Eleven years of silence and unresolved pain defined the fractured relationship between a young man and his father, a chasm carved by betrayal and abandonment. Despite his father’s attempts at reconciliation, the wounds from infidelity were too deep, and the young man chose to sever ties, even at the cost of family unity and enduring pressure from relatives.
When tragedy struck, claiming both his father and the woman who shattered his parents’ marriage, the weight of responsibility unexpectedly fell on the young man and his wife. Faced with the care of his half-siblings—children born from the very betrayal he could never forgive—he stands at a crossroads, grappling with a legacy of hurt and the call to compassion.

AITA for not saving half siblings I have no relationship with from foster care?












As renowned family therapist Dr. Terry Erb, who specializes in estrangement and complex family systems, explains, “When significant relational trauma occurs, self-protection often necessitates establishing firm, sometimes permanent, boundaries. Re-engaging in these systems without addressing the original wound is rarely beneficial for the individual’s well-being.”
The OP’s refusal to take custody of his half-siblings, despite being capable, is a direct consequence of the prior emotional damage inflicted by his father’s actions and the subsequent family pressure. His decision serves as an ultimate boundary reinforcement against a family system that previously enabled or dismissed his father’s infidelity. The relatives’ current anger focuses not only on the well-being of the children but also on the OP’s perceived defiance of their collective narrative and expectation of familial duty, ignoring the OP’s own history of relational injury. The pressure exerted by the extended family—some of whom actively supported the father’s new relationship—represents an inappropriate imposition of emotional labor onto the OP, effectively demanding he clean up a situation created by the deceased parent he had already rightfully cut off.
The OP’s action of saying no initially, and then blocking those who continued to pressure him, was an appropriate act of self-preservation. While the situation involving the orphaned children is tragic, the OP holds no legal or moral obligation to sacrifice his own established peace for relatives who demonstrated selective concern. Moving forward, the most constructive approach is maintaining the established boundaries. If future contact is desired, it must be initiated by the OP under entirely different, safer terms, perhaps focusing communication only on the logistics concerning the children through a neutral third party, rather than submitting to the current emotional blackmail.
REDDIT USERS WERE STUNNED – YOU WON’T BELIEVE SOME OF THESE REACTIONS.

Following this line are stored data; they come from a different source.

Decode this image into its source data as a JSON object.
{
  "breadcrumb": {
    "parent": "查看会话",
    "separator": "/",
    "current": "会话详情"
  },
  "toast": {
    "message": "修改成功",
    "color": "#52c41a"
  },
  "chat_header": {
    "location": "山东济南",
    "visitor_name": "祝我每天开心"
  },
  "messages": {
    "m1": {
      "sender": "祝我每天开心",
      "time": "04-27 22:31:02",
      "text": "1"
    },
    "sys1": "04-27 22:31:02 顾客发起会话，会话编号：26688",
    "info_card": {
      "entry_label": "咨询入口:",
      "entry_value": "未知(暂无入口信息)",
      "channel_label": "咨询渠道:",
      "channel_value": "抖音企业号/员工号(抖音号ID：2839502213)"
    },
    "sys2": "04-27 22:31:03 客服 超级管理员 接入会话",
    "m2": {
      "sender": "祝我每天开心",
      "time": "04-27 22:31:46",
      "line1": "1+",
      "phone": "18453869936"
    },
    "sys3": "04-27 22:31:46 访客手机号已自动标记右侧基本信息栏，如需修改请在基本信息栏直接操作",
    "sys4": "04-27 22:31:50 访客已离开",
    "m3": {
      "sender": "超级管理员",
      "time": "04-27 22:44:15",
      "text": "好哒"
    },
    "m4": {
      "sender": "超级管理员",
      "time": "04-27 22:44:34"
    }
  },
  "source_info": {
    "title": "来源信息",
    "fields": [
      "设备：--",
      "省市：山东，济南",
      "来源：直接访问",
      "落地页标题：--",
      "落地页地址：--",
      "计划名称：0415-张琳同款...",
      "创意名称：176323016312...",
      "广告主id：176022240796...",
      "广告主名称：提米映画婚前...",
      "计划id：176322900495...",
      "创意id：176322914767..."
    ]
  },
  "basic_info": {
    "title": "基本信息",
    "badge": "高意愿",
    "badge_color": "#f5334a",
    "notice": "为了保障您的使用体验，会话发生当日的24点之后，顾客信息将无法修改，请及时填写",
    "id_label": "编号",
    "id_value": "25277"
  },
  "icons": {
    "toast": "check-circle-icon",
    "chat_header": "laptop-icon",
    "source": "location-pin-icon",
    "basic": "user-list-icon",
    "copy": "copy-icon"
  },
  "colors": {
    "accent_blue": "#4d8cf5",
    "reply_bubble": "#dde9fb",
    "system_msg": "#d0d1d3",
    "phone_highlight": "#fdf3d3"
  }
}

The original poster (OP) maintained a firm boundary against reconciliation with his father due to past infidelity, a stance that led to estrangement from his father and pressure from extended family. When his father passed away, the expectation from the family shifted to making the OP and his wife responsible for his newly orphaned half-siblings, a responsibility the OP refused based on the existing relationship history and lack of support from other relatives.
Given the deep emotional history and the conflicting duties felt by the OP versus the expectations imposed by his extended family regarding the orphaned children, the core question remains: Is the OP wrong for prioritizing his established emotional safety and boundaries over the perceived obligation to take on the care of half-siblings whose father was the source of his long-term distress?